Xavier George has addressed the elephant in the room of property ownership. (Source: SBS/Getty)

A young Aussie has shared the “great unspoken” property solution for millions hoping to get onto the property ladder.

Xavier George is one of many young people feeling frustrated about the current housing market.

Speaking on SBS’s Insight this week, the 30-year-old was asked what he thought it would take to become a homeowner. And he had a grim response.

“My parents dying, I think,” he said.


“I think that is really the great unspoken [thing]. The ‘Bank of Mum and Dad’ doesn’t always cash out. Knock on wood. Sorry, Mum. But that’s the windfall.

“I’m serious about that. That is the great tidemark of when a lot of people are going to be able to suddenly buy their own home.”

George, who is currently paying off a $100,000 HECS debt, said he had done everything he was “supposed” to do but still didn’t know how he’d be able to afford a home.

‘That is the reality’

Thomas Walker, lead economist at Think Forward, recently purchased an off-the-plan apartment in Melbourne and said he was only able to do so because of his mother’s passing.

“I’m 34 and I’ve been renting for 15 years and I would say I probably wouldn’t have bought a place until my late 30s, except for that my mum passed away,” Walker told Yahoo Finance.

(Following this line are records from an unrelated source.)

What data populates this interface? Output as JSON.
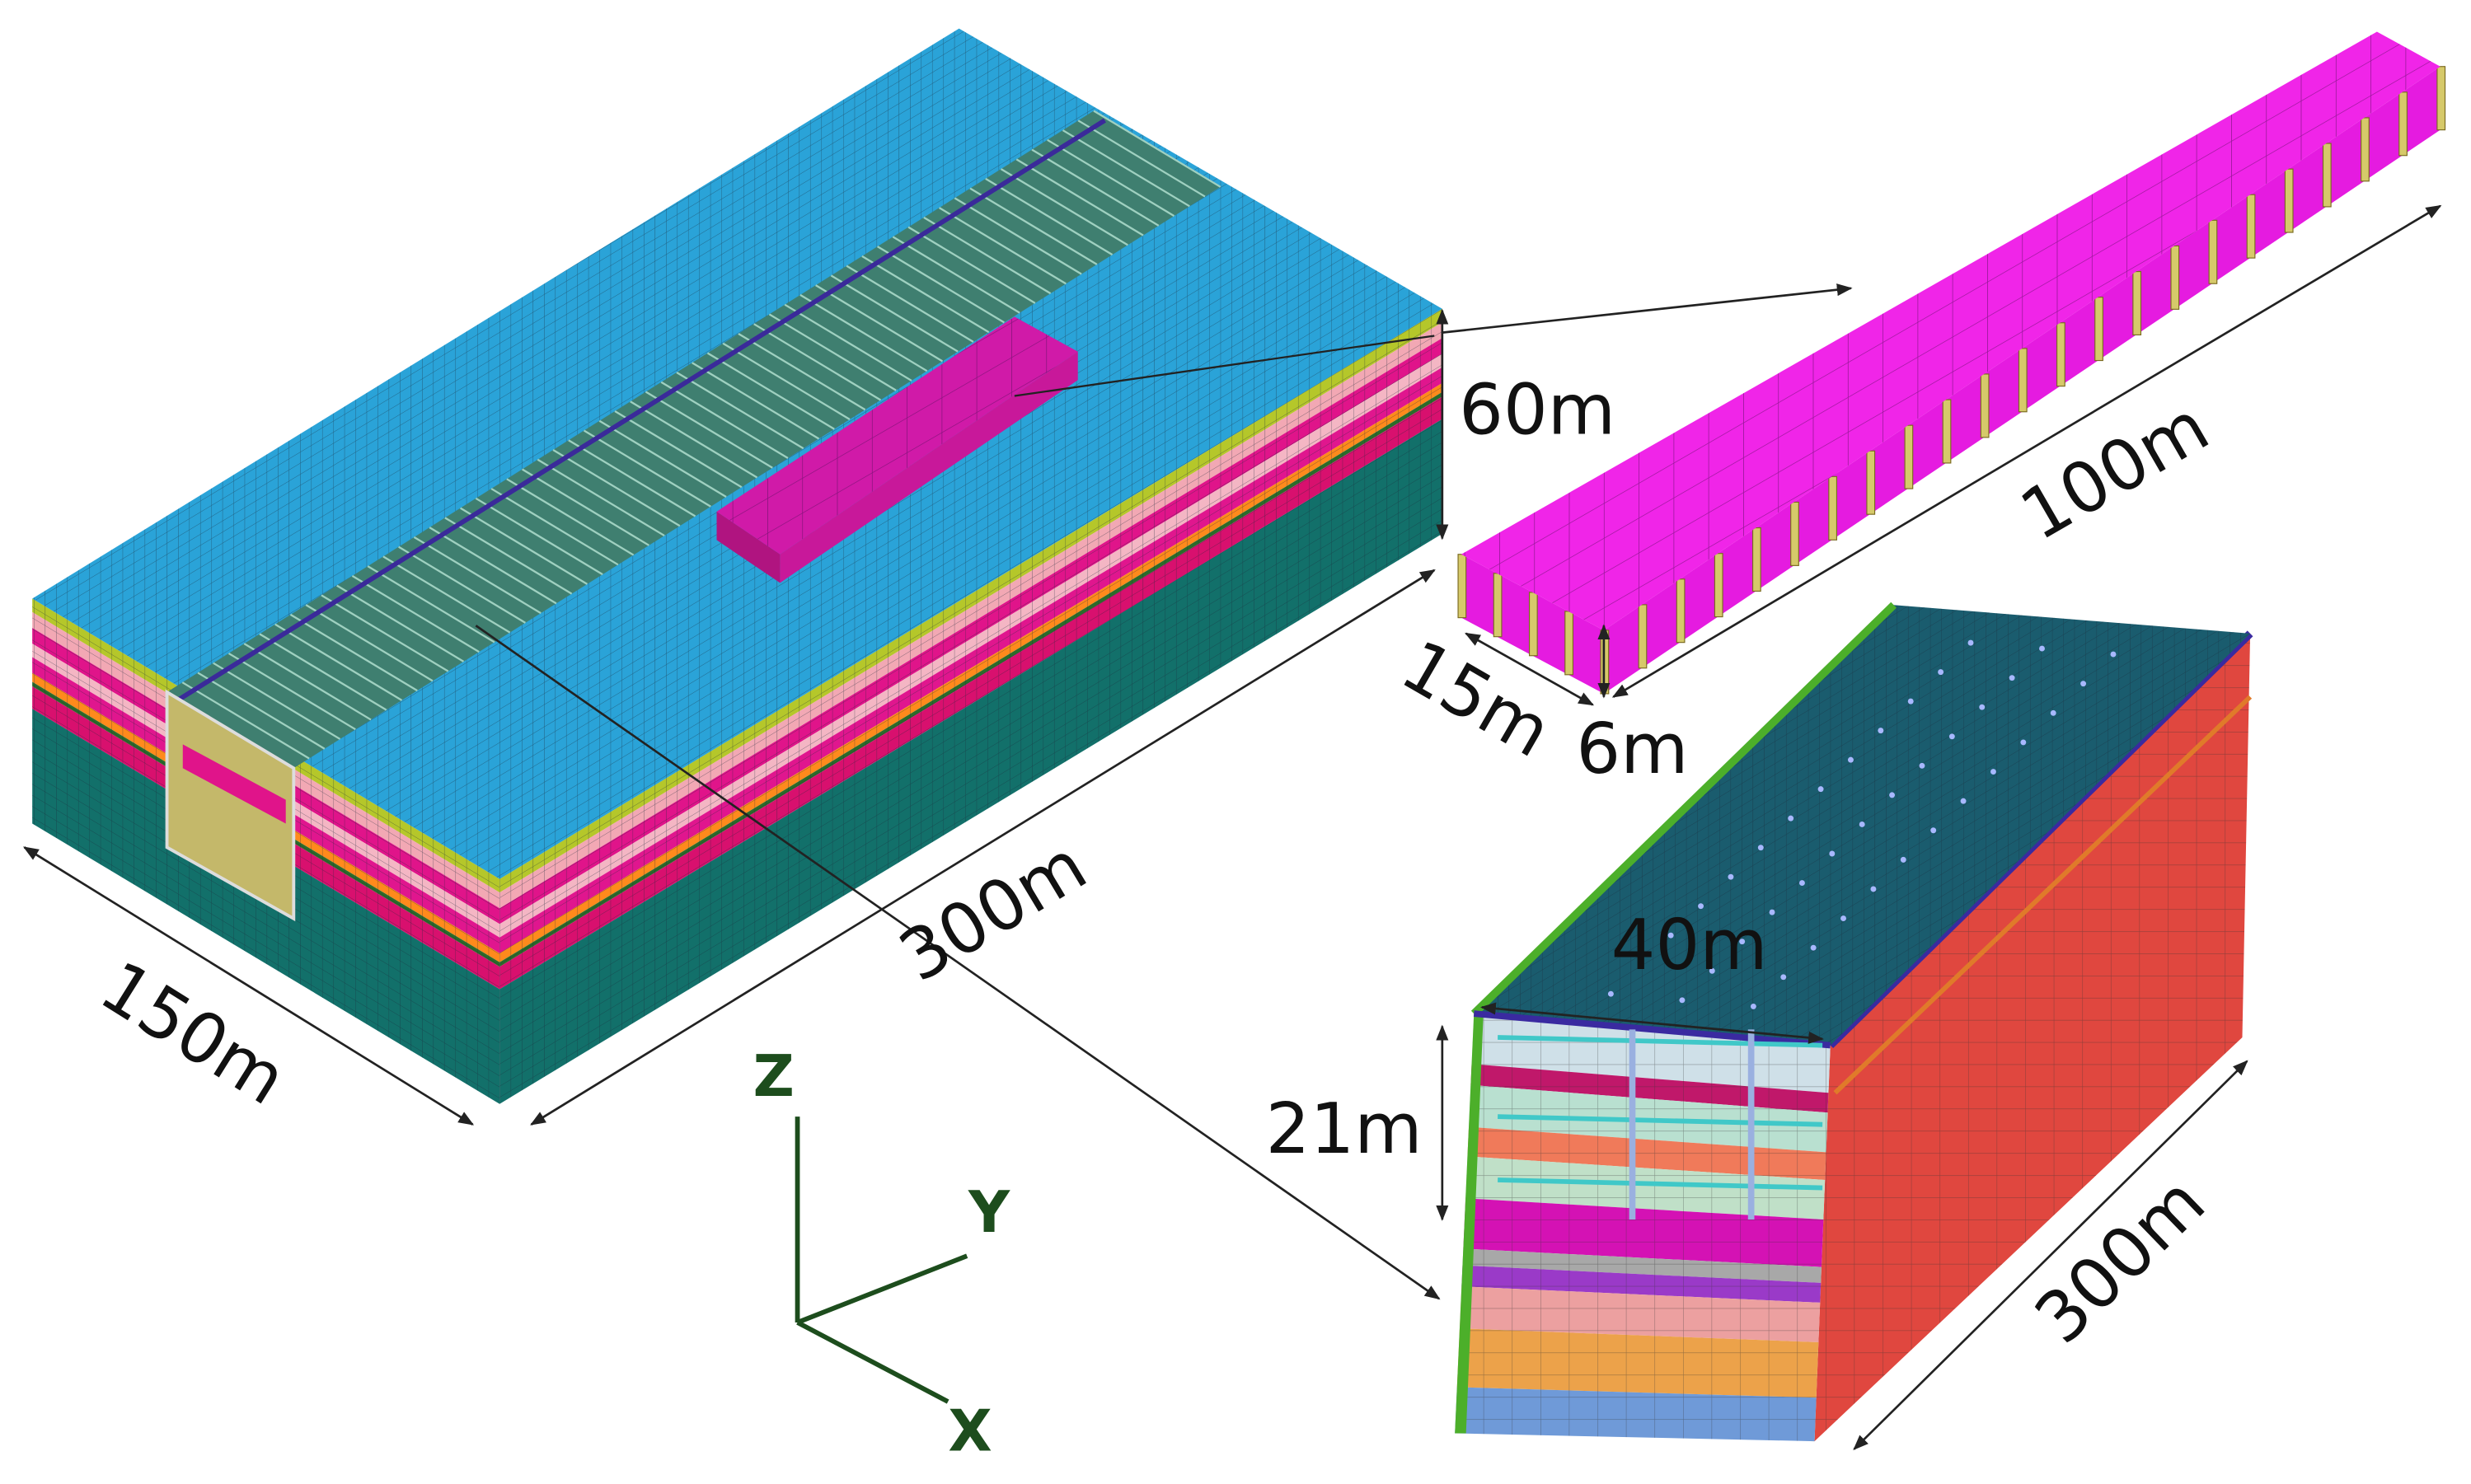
{
  "main_model": {
    "width_label": "150m",
    "length_label": "300m",
    "height_label": "60m"
  },
  "beam_detail": {
    "length_label": "100m",
    "width_label": "15m",
    "height_label": "6m"
  },
  "section_detail": {
    "width_label": "40m",
    "depth_label": "21m",
    "length_label": "300m"
  },
  "axes": {
    "z": "Z",
    "y": "Y",
    "x": "X"
  }
}
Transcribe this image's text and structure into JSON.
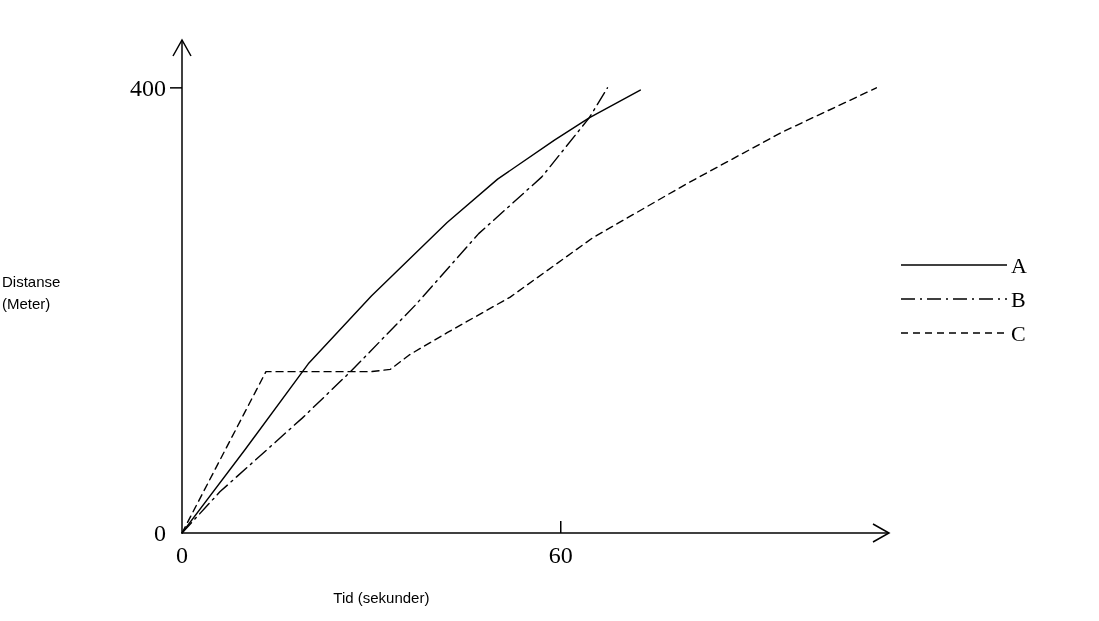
{
  "chart_data": {
    "type": "line",
    "xlabel": "Tid (sekunder)",
    "ylabel": "Distanse\n(Meter)",
    "xlim": [
      0,
      112
    ],
    "ylim": [
      0,
      443
    ],
    "xticks": [
      0,
      60
    ],
    "yticks": [
      0,
      400
    ],
    "grid": false,
    "legend": "right",
    "marker": "none",
    "series": [
      {
        "name": "A",
        "color": "#000000",
        "line_style": "solid",
        "x": [
          0,
          10,
          20,
          30,
          42,
          50,
          59,
          64.5,
          72.6
        ],
        "values": [
          0,
          75,
          152,
          213,
          279,
          318,
          353,
          373,
          398
        ]
      },
      {
        "name": "B",
        "color": "#000000",
        "line_style": "dashdot",
        "x": [
          0,
          6,
          19,
          26.7,
          37,
          47,
          57,
          64.5,
          67.4
        ],
        "values": [
          0,
          37,
          103,
          145,
          205,
          269,
          320,
          373,
          400
        ]
      },
      {
        "name": "C",
        "color": "#000000",
        "line_style": "dashed",
        "x": [
          0,
          13.3,
          30,
          33,
          36,
          42,
          52,
          65,
          80,
          95,
          110
        ],
        "values": [
          0,
          145,
          145,
          147,
          160,
          180,
          212,
          265,
          314,
          360,
          400
        ]
      }
    ]
  }
}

“She had a house, which we sold and split between me and my two siblings. That enabled the three of us to have a 20 per cent deposit.”

Composite image of Thomas Walker and Bailey Riley.
Thomas Walker (left) recently purchased an apartment in Mebourne, while Bailey Riley (right) doesn't think homeownership will be achievable until she reaches her 40s. (Source: LinkedIn/NUS)

Walker said his situation was quite typical of other young people. He and his partner both work full-time with good incomes, but he said it would have taken years to save up a deposit.

“That is the reality unfortunately. Data that came out earlier in the year from the Australian Housing Monitor found two in three prospective homebuyers believe the only way they are going to afford a house is if they get an inheritance from their parents,” he said.

Baby Boomers were now the wealthiest generation in Australia’s history, Walker said, mainly thanks to the property market boom and the government’s encouragement of property investment through negative gearing and capital gains concessions.

“There is an enormous amount of wealth in property and that is going to be handed down in the coming decades to younger generations. The problem with that, though, is it is going to turbocharge inequality between generations.”

‘Not a lot of hope’

National Union of Students president Bailey Riley is currently renting in Sydney’s inner-west. She said home ownership felt “out of reach” for her and others saddled with student debt.

“I wouldn’t be surprised if I am not able to buy a home until I am in my 40s, and I think that’s the sentiment for a lot of students, especially with HECS loans,” the 23-year-old told Yahoo Finance.

Riley, who is studying social and political science at UTS, currently has $18,000 in HECS debt and estimates it will grow to $30,000 by the time she graduates.

“The price of homes is just so out of reach for most people, especially if you live in cities or metro areas,” she said.

“Even looking at apartments is still so expensive and there is not a lot of hope in that area for young people at the moment. It’s pretty scary.”

‘Growing chasm’

Walker said many of the government’s initiatives, including first-home buyer grants, put upward pressure on housing prices and did not address the root issues.

“In the ‘60s and ‘70s, the Australian government had a really big focus on high home-ownership rates, and the government would build housing to sell to first-home buyers at a discount, to encourage home ownership,” he said.

“We’ve dismantled that system in favour of one that is driven by private property investment as a wealth-generating tool, which has been good for the wealth of the country for a portion of the population, but now there is this growing chasm where young people are unable to jump into property.”